Major societal challenges such as health, climate change, energy, food availability, migration and peace depend on the contributions of a distributed and diverse international network of researchers and subject experts. The aim of open science is to improve the accessibility of research outputs, including articles, data and other research objects, so that researchers, industry and the public can make use of, build on, and ensure the validity of these research outputs.
Among research outputs, research data are often the most diverse - as diverse as the international network of experts that perform research. Datasets may be small or large, simple or complex, structured or unstructured. Data may stem from hundreds of different subjects, may be produced by numerous methodologies, and exist in a plethora of different formats. The diversity of data is also characterized by a variety of data management practices, of varying quality and comprehensiveness. Historically, large structured datasets in well-established disciplines are more likely to adopt unified and standardized formats that are disciplinarily defined and accepted. Similarly well established disciplines tend to have common and understood workflows, where as in the long tail of research it is not unusual for researchers to use a variety of tools and to develop ad-hoc data workflows. Long tail datasets, on the other hand, which vary radically in source, discipline, size, subject, provenance, funding, format, longevity, location and complexity, are less likely to adhere to common standards. The wide distribution and diversity of long-tail data means that ensuring such data is discoverable and stored in appropriate formats with relevant curation and metadata to facilitate reuse is challenging, and that these data have received less attention historically. Furthermore, the terms used to refer to long tail data, e.g. ‘small data’, ‘legacy data’ or ‘orphan data’ have contributed to diminishing the perceived importance of such data.
Considering that a large portion of research datasets (and associated research funding) are found in the long tail, it is paramount that we address the specific and unique data management challenges for this data. The risks of neglecting long-tail data are real and significant. These include both limiting the reproducibility, transparency, and verifiability of research results, and RDA Long Tail of Research Data Interest Group unnecessary costs associated with the duplication of research data. Moreover, the potential benefits for reuse are significantly reduced.

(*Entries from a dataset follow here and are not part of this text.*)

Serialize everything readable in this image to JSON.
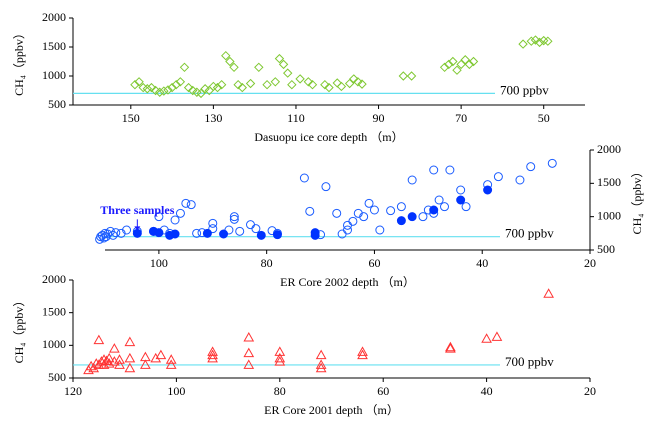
{
  "chart_data": [
    {
      "type": "scatter",
      "xlabel": "Dasuopu ice core depth （m）",
      "ylabel": "CH₄（ppbv）",
      "y_axis_side": "left",
      "xlim": [
        164,
        40
      ],
      "xticks": [
        150,
        130,
        110,
        90,
        70,
        50
      ],
      "ylim": [
        500,
        2000
      ],
      "yticks": [
        500,
        1000,
        1500,
        2000
      ],
      "reference": {
        "value": 700,
        "label": "700  ppbv",
        "color": "#66e0f0"
      },
      "series": [
        {
          "color": "#7fc832",
          "marker": "diamond",
          "filled": false,
          "x": [
            149,
            148,
            147,
            146,
            145,
            144,
            143,
            142,
            141,
            140,
            139,
            138,
            137,
            136,
            135,
            134,
            133,
            132,
            131,
            130,
            129,
            128,
            127,
            126,
            125,
            124,
            123,
            121,
            119,
            117,
            115,
            114,
            113,
            112,
            111,
            109,
            107,
            106,
            103,
            102,
            100,
            99,
            97,
            96,
            95,
            94,
            84,
            82,
            74,
            73,
            72,
            71,
            70,
            69,
            68,
            67,
            55,
            53,
            52,
            51,
            50,
            49
          ],
          "values": [
            850,
            900,
            800,
            780,
            800,
            750,
            720,
            740,
            760,
            800,
            850,
            900,
            1150,
            800,
            750,
            720,
            700,
            780,
            750,
            820,
            800,
            850,
            1350,
            1250,
            1150,
            850,
            800,
            870,
            1150,
            850,
            900,
            1300,
            1200,
            1050,
            850,
            950,
            900,
            850,
            850,
            800,
            880,
            820,
            870,
            950,
            900,
            860,
            1000,
            1000,
            1150,
            1200,
            1250,
            1100,
            1200,
            1280,
            1200,
            1250,
            1550,
            1600,
            1620,
            1580,
            1610,
            1600
          ]
        }
      ]
    },
    {
      "type": "scatter",
      "xlabel": "ER Core 2002 depth （m）",
      "ylabel": "CH₄（ppbv）",
      "y_axis_side": "right",
      "xlim": [
        110,
        20
      ],
      "xticks": [
        100,
        80,
        60,
        40,
        20
      ],
      "ylim": [
        500,
        2000
      ],
      "yticks": [
        500,
        1000,
        1500,
        2000
      ],
      "reference": {
        "value": 700,
        "label": "700  ppbv",
        "color": "#66e0f0"
      },
      "annotation": {
        "text": "Three samples",
        "x": 104,
        "y": 750,
        "color": "#1a1aff"
      },
      "series": [
        {
          "color": "#1a5cff",
          "marker": "circle",
          "filled": false,
          "x": [
            111,
            110.8,
            110.5,
            110.2,
            110,
            109.8,
            109.5,
            109,
            108.5,
            108,
            107,
            106,
            104,
            101,
            100,
            99,
            98,
            97,
            96,
            95,
            94,
            93,
            92,
            90,
            90,
            87,
            86,
            86,
            85,
            83,
            82,
            79,
            78,
            73,
            72,
            70,
            69,
            67,
            66,
            65,
            65,
            64,
            63,
            62,
            61,
            60,
            59,
            57,
            55,
            53,
            51,
            50,
            49,
            49,
            48,
            47,
            46,
            44,
            43,
            39,
            37,
            33,
            31,
            27
          ],
          "values": [
            660,
            700,
            720,
            680,
            750,
            700,
            740,
            780,
            720,
            760,
            750,
            800,
            780,
            780,
            1000,
            800,
            750,
            950,
            1050,
            1200,
            1180,
            750,
            760,
            900,
            820,
            800,
            960,
            1000,
            780,
            880,
            820,
            790,
            750,
            1580,
            1080,
            730,
            1450,
            1050,
            740,
            870,
            800,
            930,
            1050,
            1000,
            1200,
            1100,
            800,
            1090,
            1150,
            1550,
            1000,
            1100,
            1050,
            1700,
            1250,
            1150,
            1700,
            1400,
            1150,
            1480,
            1600,
            1550,
            1750,
            1800
          ]
        },
        {
          "color": "#0033ff",
          "marker": "circle",
          "filled": true,
          "x": [
            104,
            101,
            100,
            98,
            97,
            91,
            88,
            81,
            78,
            71,
            71,
            55,
            53,
            49,
            44,
            39
          ],
          "values": [
            750,
            780,
            760,
            720,
            740,
            750,
            740,
            720,
            730,
            720,
            760,
            940,
            1000,
            1100,
            1250,
            1400
          ]
        }
      ]
    },
    {
      "type": "scatter",
      "xlabel": "ER Core 2001 depth （m）",
      "ylabel": "CH₄（ppbv）",
      "y_axis_side": "left",
      "xlim": [
        120,
        20
      ],
      "xticks": [
        120,
        100,
        80,
        60,
        40,
        20
      ],
      "ylim": [
        500,
        2000
      ],
      "yticks": [
        500,
        1000,
        1500,
        2000
      ],
      "reference": {
        "value": 700,
        "label": "700  ppbv",
        "color": "#66e0f0"
      },
      "series": [
        {
          "color": "#ff3333",
          "marker": "triangle",
          "filled": false,
          "x": [
            117,
            116.5,
            116,
            115.5,
            115,
            115,
            114.5,
            114,
            114,
            113.5,
            113,
            113,
            112,
            112,
            111,
            111,
            109,
            109,
            109,
            106,
            106,
            104,
            103,
            101,
            101,
            93,
            93,
            93,
            86,
            86,
            86,
            80,
            80,
            80,
            72,
            72,
            72,
            64,
            64,
            47,
            47,
            40,
            38,
            28
          ],
          "values": [
            620,
            680,
            650,
            720,
            700,
            1080,
            750,
            780,
            700,
            760,
            800,
            720,
            750,
            950,
            780,
            700,
            650,
            1050,
            800,
            820,
            700,
            800,
            850,
            780,
            700,
            900,
            850,
            800,
            1120,
            880,
            700,
            900,
            800,
            750,
            850,
            700,
            650,
            900,
            850,
            970,
            950,
            1100,
            1130,
            1790
          ]
        }
      ]
    }
  ]
}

The Research Data Alliance (RDA) “Long Tail of Research Data Interest Group” has been assessing the situation of long tail data over the last three years, and urges the broader community to consider the risks and opportunities related to long-tail data. This document provides seven recommendations for a variety of stakeholders, including governments, funders, research institutions and researchers to help improve the current approach to managing long tail data. We call on the community to work together to create necessary and sufficient conditions to ensure we are able to properly steward these valuable research outputs for future generations of researchers.